Hong Leong Investment Bank research analyst Chan Jit Hoon said due to the less-restrictive nature of the MCO 3.0, the provision allocated for Public Bank’s FY21 will not be as high as seen in the previous year.
“I don’t think Public Bank’s FY21 provision will be higher than FY20. It is because they have done a lot of pre-emptive provisioning in the last year which has yet to be utilised,” he told TMR.
For its 1Q performance ended March 31, 2021, the bank saw its net profit grow 15.11% year-on-year (YoY) to RM1.53 billion supported by the lower interest expense which had offset the fall in its revenue.

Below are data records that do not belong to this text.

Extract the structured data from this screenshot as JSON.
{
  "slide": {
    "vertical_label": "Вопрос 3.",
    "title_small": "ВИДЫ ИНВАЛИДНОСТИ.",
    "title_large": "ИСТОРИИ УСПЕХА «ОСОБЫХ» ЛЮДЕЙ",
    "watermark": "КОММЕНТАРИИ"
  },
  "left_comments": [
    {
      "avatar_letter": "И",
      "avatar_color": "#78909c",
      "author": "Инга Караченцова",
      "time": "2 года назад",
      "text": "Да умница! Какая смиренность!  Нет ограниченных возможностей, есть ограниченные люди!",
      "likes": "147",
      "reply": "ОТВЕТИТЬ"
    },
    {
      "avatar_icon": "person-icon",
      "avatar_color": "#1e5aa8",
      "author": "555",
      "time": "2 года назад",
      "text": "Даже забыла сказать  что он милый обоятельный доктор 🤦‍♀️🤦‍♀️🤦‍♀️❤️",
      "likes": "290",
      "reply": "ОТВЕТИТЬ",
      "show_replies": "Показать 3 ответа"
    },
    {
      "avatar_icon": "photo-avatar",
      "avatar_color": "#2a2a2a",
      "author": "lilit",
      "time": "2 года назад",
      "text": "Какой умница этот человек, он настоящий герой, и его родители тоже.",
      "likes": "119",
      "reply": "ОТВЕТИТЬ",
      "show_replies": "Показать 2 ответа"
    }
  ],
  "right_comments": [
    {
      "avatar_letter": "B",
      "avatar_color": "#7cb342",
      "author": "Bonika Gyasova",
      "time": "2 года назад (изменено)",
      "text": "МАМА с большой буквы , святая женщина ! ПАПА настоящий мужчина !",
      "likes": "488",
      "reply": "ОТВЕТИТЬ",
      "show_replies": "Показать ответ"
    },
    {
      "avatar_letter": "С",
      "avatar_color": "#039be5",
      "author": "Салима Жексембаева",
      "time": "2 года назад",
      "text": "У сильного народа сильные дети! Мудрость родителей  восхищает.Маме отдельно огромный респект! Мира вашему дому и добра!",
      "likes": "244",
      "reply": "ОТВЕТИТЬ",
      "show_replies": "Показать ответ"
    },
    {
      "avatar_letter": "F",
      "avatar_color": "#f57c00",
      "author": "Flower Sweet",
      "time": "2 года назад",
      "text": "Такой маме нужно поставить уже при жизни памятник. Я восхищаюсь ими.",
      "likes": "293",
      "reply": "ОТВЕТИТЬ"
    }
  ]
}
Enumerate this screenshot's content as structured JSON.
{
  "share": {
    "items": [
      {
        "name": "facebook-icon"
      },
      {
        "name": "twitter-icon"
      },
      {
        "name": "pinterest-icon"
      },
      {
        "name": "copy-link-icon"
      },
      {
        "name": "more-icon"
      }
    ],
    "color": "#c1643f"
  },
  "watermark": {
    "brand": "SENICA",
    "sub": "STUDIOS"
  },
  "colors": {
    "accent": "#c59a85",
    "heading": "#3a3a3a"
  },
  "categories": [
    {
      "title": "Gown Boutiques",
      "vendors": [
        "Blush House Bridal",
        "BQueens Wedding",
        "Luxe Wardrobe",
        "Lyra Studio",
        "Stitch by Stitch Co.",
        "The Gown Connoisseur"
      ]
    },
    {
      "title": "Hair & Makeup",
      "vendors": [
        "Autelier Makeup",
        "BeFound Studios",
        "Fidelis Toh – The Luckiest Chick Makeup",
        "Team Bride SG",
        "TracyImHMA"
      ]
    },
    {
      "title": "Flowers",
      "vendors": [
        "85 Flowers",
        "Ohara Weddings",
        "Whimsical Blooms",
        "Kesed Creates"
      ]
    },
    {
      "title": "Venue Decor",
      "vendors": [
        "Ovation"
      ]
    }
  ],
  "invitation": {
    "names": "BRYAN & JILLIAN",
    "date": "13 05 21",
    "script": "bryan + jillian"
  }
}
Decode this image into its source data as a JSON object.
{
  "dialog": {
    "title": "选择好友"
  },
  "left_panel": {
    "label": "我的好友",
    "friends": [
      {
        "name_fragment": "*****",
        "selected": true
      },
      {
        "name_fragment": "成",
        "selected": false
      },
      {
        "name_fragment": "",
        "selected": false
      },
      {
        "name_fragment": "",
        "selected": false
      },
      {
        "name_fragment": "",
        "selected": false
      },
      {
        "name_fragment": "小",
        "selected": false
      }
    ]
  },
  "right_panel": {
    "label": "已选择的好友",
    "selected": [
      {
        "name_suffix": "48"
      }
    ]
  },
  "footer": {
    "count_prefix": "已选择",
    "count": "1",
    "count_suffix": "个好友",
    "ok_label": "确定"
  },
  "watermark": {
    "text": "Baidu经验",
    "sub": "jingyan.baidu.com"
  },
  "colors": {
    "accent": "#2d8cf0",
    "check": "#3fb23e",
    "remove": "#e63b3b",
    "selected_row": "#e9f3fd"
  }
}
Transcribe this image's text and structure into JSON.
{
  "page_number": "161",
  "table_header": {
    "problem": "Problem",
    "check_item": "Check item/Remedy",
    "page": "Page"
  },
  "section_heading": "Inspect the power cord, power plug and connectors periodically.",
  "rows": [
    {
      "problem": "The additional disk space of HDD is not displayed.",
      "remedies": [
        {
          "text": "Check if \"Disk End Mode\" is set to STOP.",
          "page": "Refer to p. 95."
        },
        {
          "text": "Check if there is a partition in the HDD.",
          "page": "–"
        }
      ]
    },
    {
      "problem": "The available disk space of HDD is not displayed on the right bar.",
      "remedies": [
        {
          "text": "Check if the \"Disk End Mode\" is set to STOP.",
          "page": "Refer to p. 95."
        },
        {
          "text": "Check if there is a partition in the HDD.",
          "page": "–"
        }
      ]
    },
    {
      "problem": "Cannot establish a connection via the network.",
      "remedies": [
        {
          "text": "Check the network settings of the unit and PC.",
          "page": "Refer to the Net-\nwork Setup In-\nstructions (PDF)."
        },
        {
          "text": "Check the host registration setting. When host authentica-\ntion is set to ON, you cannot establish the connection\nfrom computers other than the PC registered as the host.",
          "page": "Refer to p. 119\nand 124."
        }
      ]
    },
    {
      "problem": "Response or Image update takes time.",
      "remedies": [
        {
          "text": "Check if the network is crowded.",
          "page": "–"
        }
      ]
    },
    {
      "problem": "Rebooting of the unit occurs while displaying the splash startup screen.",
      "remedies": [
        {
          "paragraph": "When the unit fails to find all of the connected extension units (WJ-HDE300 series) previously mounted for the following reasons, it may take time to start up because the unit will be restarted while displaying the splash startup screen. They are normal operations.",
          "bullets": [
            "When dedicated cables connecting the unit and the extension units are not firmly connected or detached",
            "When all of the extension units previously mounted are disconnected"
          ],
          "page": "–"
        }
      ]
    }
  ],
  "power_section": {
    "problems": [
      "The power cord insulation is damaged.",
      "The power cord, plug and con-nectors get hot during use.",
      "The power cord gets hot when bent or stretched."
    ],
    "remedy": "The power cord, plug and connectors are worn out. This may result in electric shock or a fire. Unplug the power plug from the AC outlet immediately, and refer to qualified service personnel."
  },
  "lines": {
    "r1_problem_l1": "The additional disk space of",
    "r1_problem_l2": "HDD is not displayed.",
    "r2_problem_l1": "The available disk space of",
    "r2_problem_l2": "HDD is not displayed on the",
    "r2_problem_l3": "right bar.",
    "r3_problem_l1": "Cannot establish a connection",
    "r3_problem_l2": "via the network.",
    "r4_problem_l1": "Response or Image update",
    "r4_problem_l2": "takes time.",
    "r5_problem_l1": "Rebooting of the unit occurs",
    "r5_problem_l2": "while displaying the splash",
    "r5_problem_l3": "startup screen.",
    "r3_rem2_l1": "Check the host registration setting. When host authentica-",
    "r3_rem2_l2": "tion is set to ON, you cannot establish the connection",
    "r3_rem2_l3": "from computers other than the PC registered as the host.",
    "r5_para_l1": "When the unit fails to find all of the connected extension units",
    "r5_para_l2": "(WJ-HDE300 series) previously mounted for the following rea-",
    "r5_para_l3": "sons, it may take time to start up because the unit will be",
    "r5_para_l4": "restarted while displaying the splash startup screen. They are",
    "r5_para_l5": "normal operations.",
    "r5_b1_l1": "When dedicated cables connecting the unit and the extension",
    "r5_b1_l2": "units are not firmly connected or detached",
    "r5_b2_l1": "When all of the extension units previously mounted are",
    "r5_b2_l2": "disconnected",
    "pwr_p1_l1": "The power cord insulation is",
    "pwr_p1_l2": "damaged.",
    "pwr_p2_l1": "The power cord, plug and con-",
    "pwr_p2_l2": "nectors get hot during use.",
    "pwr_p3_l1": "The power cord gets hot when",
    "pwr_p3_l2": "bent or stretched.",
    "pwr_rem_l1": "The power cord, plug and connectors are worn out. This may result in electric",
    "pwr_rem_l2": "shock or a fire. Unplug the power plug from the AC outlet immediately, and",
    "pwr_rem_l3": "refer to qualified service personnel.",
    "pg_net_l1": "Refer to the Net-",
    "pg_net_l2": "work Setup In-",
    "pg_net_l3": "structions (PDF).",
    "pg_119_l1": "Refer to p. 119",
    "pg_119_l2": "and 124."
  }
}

Quarterly revenue dropped 8.87% YoY to RM5.03 billion while its cost-to-income ratio stood at 31.8% and the return-on-equity at 13.5%.
Chan expects banks will continue to provide targeted loan assistance to specific groups of borrowers to ease the financial burden on the banks.
“As long as Covid-19 is in the picture, I believe most banks will continue to provide assistance to troubled borrowers. In any case, it will remain targeted in nature,” he added.
Chan added bank lending activity is recovering as reflected in strong mortgage and auto loans given over the 1Q.
CGS-CIMB Securities Sdn Bhd analyst Winson Ng stated, in a recent report, the small increase in loans under Public Bank’s TRA is not alarming.
“Public Bank has indicated that loans under TRA accounted for 12% of its total domestic loans, which was higher than the 11% disclosed by the bank earlier.
“We are not overly concerned about this as the increase was not significant while the ratio of 12% would still be one of the lowest in the sector. The bank’s GIL ratio was stable at 0.35% at the end of March against the 0.36% at the end of December last year,” he said.
Looking into the types of Public Bank’s borrowers, its TRA loans made up 11% of Public Bank’s individual loans, housing loans (11%) hire purchase loans (6%) and non-individual loans (14%), Ng noted.